- Bargaineering - http://www.bargaineering.com/articles -

Devil’s Advocate: Don’t Invest In The Stock Market

Today’s Devil’s Advocate post is going to hit at the very heart of the financial sector. The stock market is one of the cornerstones of the American economy and one that has brought riches, big and small, to many an investors. However, many fail to realize that it’s a zero sum game. For every one of those rags to riches stories about a kid who took $1,000 and turned it into a million, there are many many more stories about a single mother of four losing it all (yes, I’ve chosen extreme examples for both). So all those awesome stories you hear, that’s only half of the equation!

Now that you’re aware of the stock market sob stories (no one really likes to talk about those), there are plenty of other reasons why the stock market is probably not the place for you to seek your riches. The dot com boom gave birth to many a day trader and the dot com bust ended the lives of many a day trader. So, here’s why you shouldn’t invest in the stock market.

Historical Returns are Meaningless

The Roman Empire had hundreds of years of prosperity prior to it’s decline and eventual fall in 476 AD, you think shareholders knew? (excuse the surprise mixed up metaphor) While diversification often helps prevent this sort of calamity, there’s is never any way for someone to guarantee events into the future. Stock market pundits can claim that the S&P 500 has historically return low double digits and that your money is well placed in those areas, they never seem to be able to predict when the stock market will take a bloodbath on a Black [insert weekday here]. If they could, they’d be in the basement of Lehman or Goldman Sachs (Goldman may actually have psychics working for them, they did make a fortune by betting against subprime).

All the models n the world also couldn’t have predicted external forces acting on the stock market. Could you have predicted 9/11? (though if you were to look at the futures trading leading up to 9/11, you would’ve felt as though someone knew what was coming)

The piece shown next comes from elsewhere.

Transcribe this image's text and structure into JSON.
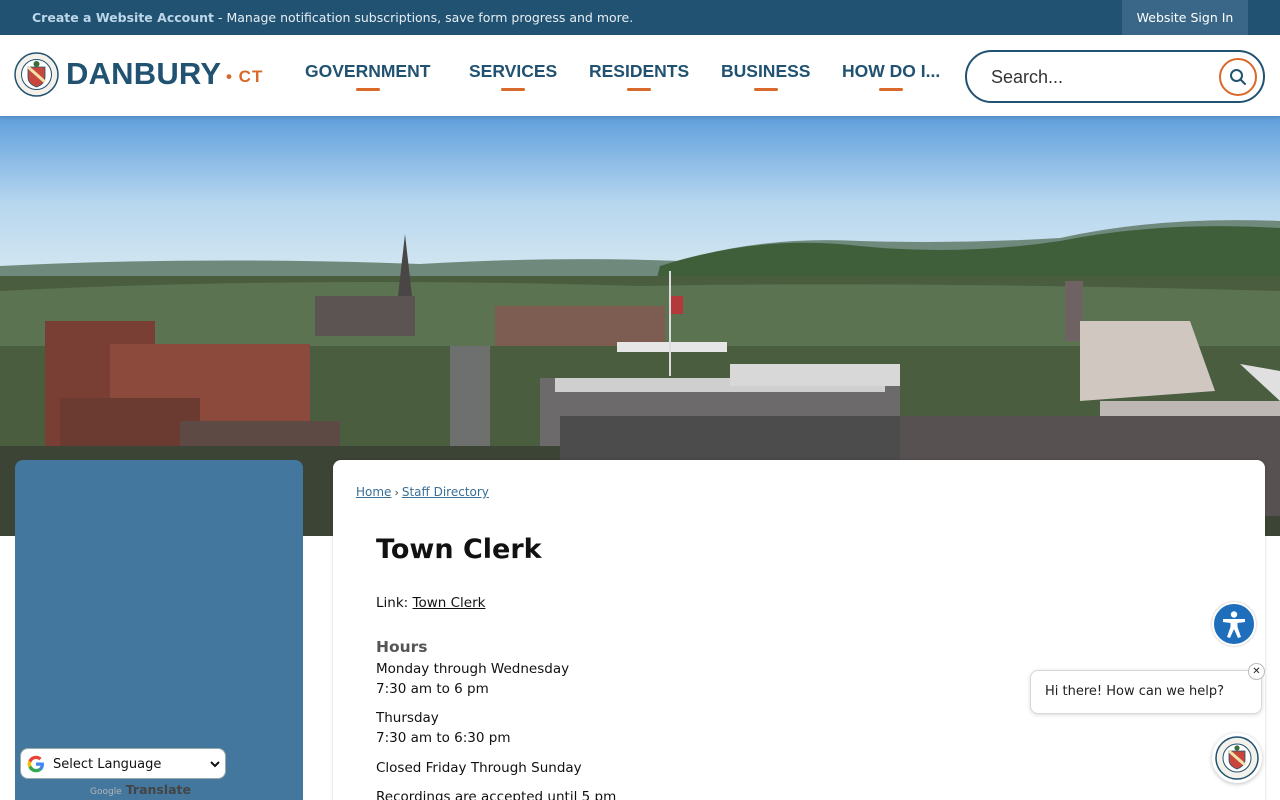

You’re Investing Emotion, Not Fundamentals

Let’s depart from the scare tactics and talk about more grounded reasons you should avoid the market. Check out Under Armour’s stock (UA [3]), it’s fallen nearly 18% in three months. See that massive chasm in mid-January? At that time, half the value of the stock had evaporated over the course of the trailing 90 days and the only attributable “news” was that the founder was selling a lot of shares back in November. Corporate insider selling can be a telling sign but fifty percent over three months? That’s emotion. (Subsequent downgrades didn’t help the matter) Oh, and since that chasm, 36% increase (a Q4 income report that beat estimates did help). That’s emotion.

Focus On Something Else

Let’s be honest, you can’t pore over financial statements and do any true due diligence. In fact, you probably don’t have the time or the inclination to even read the analyst reports and the charts they produce. You might flip through them to get a feel, you might try to force yourself to read them to assure yourself you’re making the right decision, and you might even get streaming real time stock quotes to get a sense of the action and feel the “pulse” of the market. Ultimately, given a choice, 99% of people would rather be doing something else. Would you rather play golf or read a balance sheet? Would you rather go to the Bahamas or listen to a shareholder’s conference call? How about going to a spa and getting massage… or listening to a CEO blow smoke? Unless you’re being paid a salary, commission, or the promise of a fat bonus, you don’t really want to be doing that. Since you don’t want to be doing that, it also means you are ill equipped to invest in stocks because without that information you’re basically gambling. At least casinos comp you when you lose big. 🙂

Retirement Funds Make Retirement Managers Rich

So you contribute to your 401(k), that’s wonderful. Your employer gives you a contribution match, that’s also wonderful. The bloody retirement fund manager takes out 1.5% in fees each year just to manage your funds. If you had your way you probably would put it in an index fund at Vanguard or Fidelity (fees are in the point-teens, that is they are all less than 0.2%) but you don’t get that option in your retirement fund. The reason you don’t is because 401(k)’s and your mutual fund options are a racket. That’s right! Why don’t 401(k) plans offer one of the best ways to invest? Because there’s no money in it for them. When you contribute $10,000, they get to take out $100 each year. Think of when you’re balances are in the hundreds of thousands? That’s a couple thousand in fees each year just to “manage” it. This is made even more ludicrous when you realize most mutual funds don’t beat their benchmarks. (If your company’s 401(k) lets you contribute to an index fund, that’s incredible and you are lucky – take advantage of it.)

There are plenty of reasons why the stock market is a Bad Idea, I’ve only shared a handful with you. This concludes this edition of the Devil’s Advocate.